TAGs: czech republic, Prague, Video Lottery Terminals, VLTs

prague-gaming-club-banCouncilors in the city of Prague have voted to ban gaming clubs from the capital of the Czech Republic.

On Thursday, the Prague City Assembly surprised onlookers by voting to ban gaming clubs offering video lottery terminals (VLT). Prague’s mayor, Adriana Krnáčová, had originally proposed amending the city’s gambling laws to achieve a reduction in the number of VLT venues but councilors got a little carried away and decided to ban the lot.

The ban isn’t quite as absolute as it sounds, as around 100 officially designated ‘casinos’ will be allowed to carry on business as usual. But 212 smaller ‘gaming clubs’ are facing the axe, many of them on Jan. 1, 2016 when the measure goes into effect. Other affected venues will close within the next year or so as their licenses expire and are not renewed.

Ondřej Mirovský, the deputy mayor of Prague 7 district, said the measure was intended to get rid of the kind of “dirty venues” that had proliferated in recent years.
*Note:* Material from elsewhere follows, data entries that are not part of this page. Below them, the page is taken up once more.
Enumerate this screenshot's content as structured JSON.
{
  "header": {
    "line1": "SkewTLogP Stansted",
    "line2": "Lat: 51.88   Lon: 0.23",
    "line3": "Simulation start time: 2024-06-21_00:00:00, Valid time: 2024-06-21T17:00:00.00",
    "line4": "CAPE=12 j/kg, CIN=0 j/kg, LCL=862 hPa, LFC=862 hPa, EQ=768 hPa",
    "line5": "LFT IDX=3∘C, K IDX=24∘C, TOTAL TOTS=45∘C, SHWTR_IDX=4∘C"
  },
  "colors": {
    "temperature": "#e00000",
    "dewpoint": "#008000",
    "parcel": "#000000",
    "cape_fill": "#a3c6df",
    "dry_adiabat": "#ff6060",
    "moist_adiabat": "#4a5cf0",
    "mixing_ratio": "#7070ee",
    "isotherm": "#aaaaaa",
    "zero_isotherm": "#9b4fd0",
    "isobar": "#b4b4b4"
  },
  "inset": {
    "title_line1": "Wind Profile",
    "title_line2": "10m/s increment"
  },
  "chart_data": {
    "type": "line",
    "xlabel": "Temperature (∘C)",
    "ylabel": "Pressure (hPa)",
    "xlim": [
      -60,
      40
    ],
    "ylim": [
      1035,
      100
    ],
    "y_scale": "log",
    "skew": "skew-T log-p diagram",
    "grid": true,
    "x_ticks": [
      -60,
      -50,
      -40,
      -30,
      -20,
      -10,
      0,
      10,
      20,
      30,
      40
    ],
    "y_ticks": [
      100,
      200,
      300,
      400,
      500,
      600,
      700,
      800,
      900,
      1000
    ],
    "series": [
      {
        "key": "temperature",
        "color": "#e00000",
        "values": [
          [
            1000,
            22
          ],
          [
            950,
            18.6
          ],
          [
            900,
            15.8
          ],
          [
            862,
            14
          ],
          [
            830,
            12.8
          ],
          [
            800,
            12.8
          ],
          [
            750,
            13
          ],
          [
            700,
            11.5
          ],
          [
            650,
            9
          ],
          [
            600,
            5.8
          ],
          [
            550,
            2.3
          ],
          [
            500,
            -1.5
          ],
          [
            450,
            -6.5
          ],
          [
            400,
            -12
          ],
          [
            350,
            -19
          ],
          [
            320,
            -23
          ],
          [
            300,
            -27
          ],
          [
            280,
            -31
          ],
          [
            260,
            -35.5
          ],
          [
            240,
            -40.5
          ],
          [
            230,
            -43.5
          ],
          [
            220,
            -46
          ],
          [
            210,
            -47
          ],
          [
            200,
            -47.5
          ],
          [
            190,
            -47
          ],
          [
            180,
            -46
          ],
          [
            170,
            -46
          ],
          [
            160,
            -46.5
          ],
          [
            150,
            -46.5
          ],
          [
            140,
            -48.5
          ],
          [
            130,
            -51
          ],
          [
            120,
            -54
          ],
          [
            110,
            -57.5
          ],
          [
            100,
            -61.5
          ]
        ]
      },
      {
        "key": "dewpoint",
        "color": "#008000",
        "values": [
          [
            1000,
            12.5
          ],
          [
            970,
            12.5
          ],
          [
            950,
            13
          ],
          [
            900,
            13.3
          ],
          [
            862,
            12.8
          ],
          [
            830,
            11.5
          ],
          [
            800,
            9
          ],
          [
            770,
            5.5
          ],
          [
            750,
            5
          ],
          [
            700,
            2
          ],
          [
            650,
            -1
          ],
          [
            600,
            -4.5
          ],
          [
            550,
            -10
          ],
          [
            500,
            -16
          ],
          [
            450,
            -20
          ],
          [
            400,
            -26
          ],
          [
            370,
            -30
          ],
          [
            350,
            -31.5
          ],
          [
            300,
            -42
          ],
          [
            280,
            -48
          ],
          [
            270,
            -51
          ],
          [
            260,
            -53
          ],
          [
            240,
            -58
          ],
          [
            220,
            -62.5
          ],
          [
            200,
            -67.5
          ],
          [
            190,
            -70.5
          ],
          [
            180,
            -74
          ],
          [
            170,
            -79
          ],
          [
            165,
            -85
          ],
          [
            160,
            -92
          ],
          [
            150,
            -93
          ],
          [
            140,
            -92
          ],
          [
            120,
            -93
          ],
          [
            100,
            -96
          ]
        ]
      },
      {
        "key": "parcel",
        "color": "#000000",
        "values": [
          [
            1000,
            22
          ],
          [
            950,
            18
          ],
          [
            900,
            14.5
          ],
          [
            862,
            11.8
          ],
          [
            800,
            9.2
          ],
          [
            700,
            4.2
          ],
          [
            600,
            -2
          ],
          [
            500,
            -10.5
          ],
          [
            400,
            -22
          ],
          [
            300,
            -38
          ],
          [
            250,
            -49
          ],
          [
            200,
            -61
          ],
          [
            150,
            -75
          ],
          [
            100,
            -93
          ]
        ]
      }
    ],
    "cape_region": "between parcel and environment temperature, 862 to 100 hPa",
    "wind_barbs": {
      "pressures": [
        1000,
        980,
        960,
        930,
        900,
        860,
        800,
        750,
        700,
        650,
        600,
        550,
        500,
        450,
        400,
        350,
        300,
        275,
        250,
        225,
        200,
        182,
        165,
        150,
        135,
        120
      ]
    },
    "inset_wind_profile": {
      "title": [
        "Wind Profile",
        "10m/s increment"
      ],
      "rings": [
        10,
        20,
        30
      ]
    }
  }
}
In proposing the original reduction in the number of clubs, Mayor Krnáčová had linked the venues with “a number of sociological and pathological phenomena.”

Some districts of the city, like Prague 4, have opted to rid their streets of all gaming venues, regardless of their official designation. Similar purges have already been conducted outside the capital in Brno, České Budějovice, Zlín city center, and Kroměřiíž.
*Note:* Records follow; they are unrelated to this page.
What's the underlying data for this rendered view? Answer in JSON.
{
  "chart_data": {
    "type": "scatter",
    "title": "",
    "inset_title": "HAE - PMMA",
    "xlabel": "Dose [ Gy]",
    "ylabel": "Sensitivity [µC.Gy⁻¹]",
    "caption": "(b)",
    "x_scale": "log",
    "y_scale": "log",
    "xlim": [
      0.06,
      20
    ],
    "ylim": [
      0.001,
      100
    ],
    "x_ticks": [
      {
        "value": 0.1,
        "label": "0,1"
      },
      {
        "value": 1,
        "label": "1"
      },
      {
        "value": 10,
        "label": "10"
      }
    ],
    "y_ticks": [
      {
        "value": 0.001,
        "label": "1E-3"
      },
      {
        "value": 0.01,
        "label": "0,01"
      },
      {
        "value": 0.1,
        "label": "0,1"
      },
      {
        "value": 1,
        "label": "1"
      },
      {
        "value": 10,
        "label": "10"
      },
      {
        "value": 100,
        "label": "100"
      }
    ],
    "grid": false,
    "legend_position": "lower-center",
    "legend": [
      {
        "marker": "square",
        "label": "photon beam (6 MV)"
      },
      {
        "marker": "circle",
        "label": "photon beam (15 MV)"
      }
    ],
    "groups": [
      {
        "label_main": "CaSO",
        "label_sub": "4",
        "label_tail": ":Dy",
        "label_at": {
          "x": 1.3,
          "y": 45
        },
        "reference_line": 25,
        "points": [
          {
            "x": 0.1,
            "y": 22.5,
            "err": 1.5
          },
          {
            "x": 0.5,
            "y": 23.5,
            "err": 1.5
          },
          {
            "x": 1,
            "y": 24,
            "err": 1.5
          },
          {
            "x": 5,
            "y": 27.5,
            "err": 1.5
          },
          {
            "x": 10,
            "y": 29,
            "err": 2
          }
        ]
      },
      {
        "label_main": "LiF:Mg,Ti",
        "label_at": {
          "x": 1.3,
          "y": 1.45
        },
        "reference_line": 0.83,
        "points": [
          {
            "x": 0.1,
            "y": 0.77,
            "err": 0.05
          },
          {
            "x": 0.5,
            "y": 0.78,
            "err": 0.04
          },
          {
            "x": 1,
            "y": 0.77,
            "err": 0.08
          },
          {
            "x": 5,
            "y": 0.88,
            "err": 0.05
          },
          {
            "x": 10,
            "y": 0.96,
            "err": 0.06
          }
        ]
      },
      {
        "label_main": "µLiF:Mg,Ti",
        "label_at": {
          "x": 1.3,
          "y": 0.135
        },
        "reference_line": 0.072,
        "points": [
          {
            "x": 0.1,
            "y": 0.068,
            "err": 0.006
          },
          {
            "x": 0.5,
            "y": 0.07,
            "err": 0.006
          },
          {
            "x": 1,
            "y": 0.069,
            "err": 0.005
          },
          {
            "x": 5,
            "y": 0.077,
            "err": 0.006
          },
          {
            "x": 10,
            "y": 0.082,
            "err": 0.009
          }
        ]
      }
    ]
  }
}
The gaming industry lobby isn’t waving the white flag just yet. Association of Gaming Operators exec Petr Vrzáň said his group had “no option but to fight such an attack on a legal enterprise.” Vrzáň vowed to lobby the Interior Ministry, the anti-monopoly office and the new leadership at City Hall in order to reverse the Assembly’s rash move.

Vrzáň told Radio Prague that the mayor’s original proposal was “rational, but it was swept aside in a populistic move.” In addition to the number of people who will lose their livelihood, Vrzáň warned that the closures would cost the city treasury around 300m koruna (US $11.8m) per year and would “open the door to illegal gambling and mafia activities.”